Le 2 août 2024, la société ANTIN RESIDENCES a fait délivrer à Madame [K] [X] et Monsieur [I] [P] un commandement de payer les loyers échus visant la clause résolutoire insérée au bail, pour un montant en principal de 1 042,42 € selon décompte arrêté au 25 juillet 2024.
La société ANTIN RESIDENCES a, par courriel reçu le 26 juillet 2024, informé la Caisse d’allocations familiales de l’existence d’impayés de loyers, cette information valant saisine de la Commission de coordination des actions de prévention des expulsions locatives (CCAPEX).
La société ANTIN RESIDENCES a attrait Madame [K] [X], par assignation délivrée le 31 décembre 2024 à personne, et Monsieur [I] [P], par assignation délivrée le 31 décembre 2024 à domicile, devant le juge des contentieux de la protection du tribunal Judiciaire d’Evry-Courcouronnes, le commandement de payer n’ayant pas été suivi d’effet dans le délai imparti.
Aux termes de son acte introductif d’instance, la société ANTIN RESIDENCES sollicite de voir :
à titre principal, constater l’acquisition de la clause résolutoire figurant dans le contrat de location pour défaut de paiement des loyers et charges locatives, et ce à compter du jugement à intervenir ; à titre subsidiaire, prononcer la résiliation judiciaire du bail ;
ordonner l’expulsion de Madame [K] [X] et Monsieur [I] [P] de corps et de biens ainsi que de tout occupant de leur chef du logement qu’ils occupent dès que le délai légal sera expiré et au besoin avec le concours de la force publique ;
dire que faute par Madame [K] [X] et Monsieur [I] [P] de le faire, elle pourra faire procéder à l’expulsion, tant de toutes personnes que de tous biens se trouvant dans les lieux de leur chef, en la forme ordinaire, en faisant s’il y a lieu procéder à l’ouverture des portes, éventuellement avec l’assistance de la force publique ;
condamner solidairement Madame [K] [X] et Monsieur [I] [P] au paiement de la somme de 693,83 € correspondant aux loyers et charges impayés au 27 décembre 2024, avec intérêts à compter du commandement de payer ;
condamner solidairement Madame [K] [X] et Monsieur [I] [P] au paiement d’une indemnité d’occupation égale au montant du loyer et des charges et en subissant les augmentations légales à compter de ce jour et jusqu’à l’entière libération des lieux ;
autoriser la société ANTIN RESIDENCES à faire transporter les meubles et objets mobiliers garnissant les lieux, dans tout garde-meuble de son choix, aux frais, risques et périls de Madame [K] [X] et Monsieur [I] [P] ;
condamner solidairement Madame [K] [X] et Monsieur [I] [P] au paiement de la somme de 400,00 € à titre de dommages-intérêts ;
condamner solidairement Madame [K] [X] et Monsieur [I] [P] au paiement de la somme de 400,00 € au titre de l’article 700 du code de procédure civile ;
condamner solidairement Madame [K] [X] et Monsieur [I] [P] en tous les frais et dépens de l’instance et de ses suites ainsi que ceux déjà exposés et qui comprendront notamment le coût du commandement du 2 août 2024 et de l’assignation ;
ordonner l’exécution provisoire du jugement à intervenir, nonobstant appel et sans caution.

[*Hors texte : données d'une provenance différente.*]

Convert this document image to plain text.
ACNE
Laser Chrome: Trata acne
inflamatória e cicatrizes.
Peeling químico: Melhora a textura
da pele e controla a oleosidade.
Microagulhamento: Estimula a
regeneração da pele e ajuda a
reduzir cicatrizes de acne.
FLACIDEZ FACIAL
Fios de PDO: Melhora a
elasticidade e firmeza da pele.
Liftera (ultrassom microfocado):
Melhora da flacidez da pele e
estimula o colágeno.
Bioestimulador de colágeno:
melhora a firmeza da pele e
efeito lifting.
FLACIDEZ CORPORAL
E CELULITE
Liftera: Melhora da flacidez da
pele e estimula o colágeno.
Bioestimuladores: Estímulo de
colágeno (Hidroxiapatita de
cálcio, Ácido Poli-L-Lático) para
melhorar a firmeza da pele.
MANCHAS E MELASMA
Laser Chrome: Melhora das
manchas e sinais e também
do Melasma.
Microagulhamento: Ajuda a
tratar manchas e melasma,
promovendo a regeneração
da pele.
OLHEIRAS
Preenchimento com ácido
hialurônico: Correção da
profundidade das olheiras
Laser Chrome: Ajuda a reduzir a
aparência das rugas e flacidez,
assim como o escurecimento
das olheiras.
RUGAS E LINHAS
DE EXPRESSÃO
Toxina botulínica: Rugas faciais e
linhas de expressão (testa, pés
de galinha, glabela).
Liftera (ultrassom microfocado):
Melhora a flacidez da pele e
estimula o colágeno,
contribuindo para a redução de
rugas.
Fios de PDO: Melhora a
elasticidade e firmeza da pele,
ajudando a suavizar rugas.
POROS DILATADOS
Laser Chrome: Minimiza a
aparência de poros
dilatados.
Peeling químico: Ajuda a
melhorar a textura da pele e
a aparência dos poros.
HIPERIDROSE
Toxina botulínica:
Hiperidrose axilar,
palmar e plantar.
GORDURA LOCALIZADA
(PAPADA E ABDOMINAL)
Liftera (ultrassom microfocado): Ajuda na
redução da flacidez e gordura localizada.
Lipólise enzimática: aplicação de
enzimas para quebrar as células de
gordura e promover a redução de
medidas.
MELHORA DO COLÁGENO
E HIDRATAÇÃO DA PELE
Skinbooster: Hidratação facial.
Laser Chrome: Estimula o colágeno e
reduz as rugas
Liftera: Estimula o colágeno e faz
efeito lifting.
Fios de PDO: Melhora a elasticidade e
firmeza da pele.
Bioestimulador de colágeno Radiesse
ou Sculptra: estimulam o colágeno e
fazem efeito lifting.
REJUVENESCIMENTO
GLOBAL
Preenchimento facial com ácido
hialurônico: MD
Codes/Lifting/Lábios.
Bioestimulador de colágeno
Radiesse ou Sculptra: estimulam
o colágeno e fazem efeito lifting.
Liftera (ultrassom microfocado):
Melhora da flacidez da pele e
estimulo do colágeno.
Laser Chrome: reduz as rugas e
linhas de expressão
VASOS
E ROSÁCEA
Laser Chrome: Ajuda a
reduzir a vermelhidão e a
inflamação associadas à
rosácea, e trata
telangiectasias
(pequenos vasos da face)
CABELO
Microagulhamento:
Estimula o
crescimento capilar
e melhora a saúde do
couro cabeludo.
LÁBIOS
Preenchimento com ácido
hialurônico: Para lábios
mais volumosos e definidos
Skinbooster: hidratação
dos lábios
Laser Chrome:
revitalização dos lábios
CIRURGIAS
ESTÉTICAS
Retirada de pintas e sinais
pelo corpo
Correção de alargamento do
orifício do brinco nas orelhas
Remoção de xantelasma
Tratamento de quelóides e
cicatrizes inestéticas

Le 2 janvier 2025, la société ANTIN RESIDENCES a notifié son acte introductif d’instance au représentant de l’État dans le département.
L’audience s’est tenue le 14 octobre 2025 et en application de l’article 24 V de la loi n° 89-462 du 6 juillet 1989, le président a invité les parties à lui produire tous éléments relatifs à l’existence d’une procédure de traitement du surendettement au sens du livre VII du code de la consommation.
Lors de l’audience, la société ANTIN RESIDENCES, représentée par son conseil, maintient ses demandes, sauf à préciser qu’en vertu d’un décompte arrêté au 3 octobre 2025 (échéance du mois de septembre 2025 incluse), l’arriéré s’élève désormais à la somme de 5 099,71 €. Elle précise que le paiement du loyer courant n’est pas repris, le dernier paiement remontant au mois de mars 2025. Elle déclare s’opposer à l’octroi de délais de paiement à Madame [K] [X].
Madame [K] [X], comparante en personne, ne conteste ni le principe ni le montant de la dette locative et demande au tribunal de lui accorder des délais de paiement pour acquitter la dette locative à hauteur de 100,00 € par mois en plus du loyer courant. Elle sollicite également la suspension des effets de l’acquisition de la clause résolutoire.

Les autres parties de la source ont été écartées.